I’ve just pushed a new version of Deeply to nuget.org. This version provides just enough functionality to write some basic ETL jobs:
- Parallel and Sequential Tasks
- Execute SQL Task
- Execute Process Task
- Simple Dataflow Task
The tasks are pretty self-explanatory. The key part it nearly all the setup is done in the constructor; once the structure is created then it is executed asynchronously.
Data flows are a little harder to configure. You need a source, a target and a mapping function.
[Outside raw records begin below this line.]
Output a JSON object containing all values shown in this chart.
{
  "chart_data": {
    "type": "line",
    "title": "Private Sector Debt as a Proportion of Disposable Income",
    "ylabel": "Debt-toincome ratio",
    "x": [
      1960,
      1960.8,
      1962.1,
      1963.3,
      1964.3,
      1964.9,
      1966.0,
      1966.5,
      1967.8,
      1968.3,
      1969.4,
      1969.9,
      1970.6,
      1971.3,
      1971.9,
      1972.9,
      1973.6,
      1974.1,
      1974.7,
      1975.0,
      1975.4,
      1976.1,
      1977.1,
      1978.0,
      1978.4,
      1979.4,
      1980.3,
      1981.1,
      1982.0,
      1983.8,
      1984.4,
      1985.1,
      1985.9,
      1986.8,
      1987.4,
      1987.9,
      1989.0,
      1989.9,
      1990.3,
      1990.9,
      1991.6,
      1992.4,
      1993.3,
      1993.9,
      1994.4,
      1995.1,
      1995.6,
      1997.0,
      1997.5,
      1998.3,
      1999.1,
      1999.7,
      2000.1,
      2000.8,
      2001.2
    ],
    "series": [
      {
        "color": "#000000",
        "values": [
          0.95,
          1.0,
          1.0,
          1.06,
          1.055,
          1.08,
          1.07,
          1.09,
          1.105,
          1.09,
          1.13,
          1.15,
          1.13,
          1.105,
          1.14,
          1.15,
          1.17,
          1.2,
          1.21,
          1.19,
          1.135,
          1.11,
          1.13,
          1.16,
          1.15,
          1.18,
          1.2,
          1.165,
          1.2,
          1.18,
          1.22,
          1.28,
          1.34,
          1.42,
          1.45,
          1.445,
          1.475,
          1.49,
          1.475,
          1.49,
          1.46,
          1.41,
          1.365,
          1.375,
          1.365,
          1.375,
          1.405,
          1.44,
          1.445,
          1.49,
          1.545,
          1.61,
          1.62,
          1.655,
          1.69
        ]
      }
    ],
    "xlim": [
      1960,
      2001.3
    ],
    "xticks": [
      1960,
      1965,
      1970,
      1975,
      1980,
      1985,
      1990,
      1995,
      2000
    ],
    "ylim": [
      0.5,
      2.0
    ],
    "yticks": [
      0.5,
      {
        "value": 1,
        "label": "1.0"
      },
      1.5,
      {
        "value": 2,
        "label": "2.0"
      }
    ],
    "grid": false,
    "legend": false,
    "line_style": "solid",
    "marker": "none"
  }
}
A source is anything conforming to IEnumerable<T>
, a target is class that accepts and IEnumerable<T>
implemented in IBulkRepository<T>
and finally a mapping function that maps the source
The code for using a simple data flow looks a little like the pseudo-csharp below:
var source = new CsvReader("C:\\sourcefile.csv");
var connectionFactory = new SqlConnectionFactory("Data Source=(localdb)\\v11.0;");
var columnMappings = new Dictionary<string, string>()
{
{ "Id", "Id" },
{ "Name", "Name" },
{ "Created", "Created" }
};
var target = new SqlBulkRepository(
"dbo.FactTable", connectionFactory, columnMappings);
var dataflow = new SimpleDataflowTask<TSource, TTarget>(
this.source, MappingFunctions.Identity, target);
var context = new TaskContext();
await dataflow.ExecuteAsync(context);
If anyone would like to help write some examples and documentation I’d be immensely grateful but otherwise please let me know of your experiences using this package.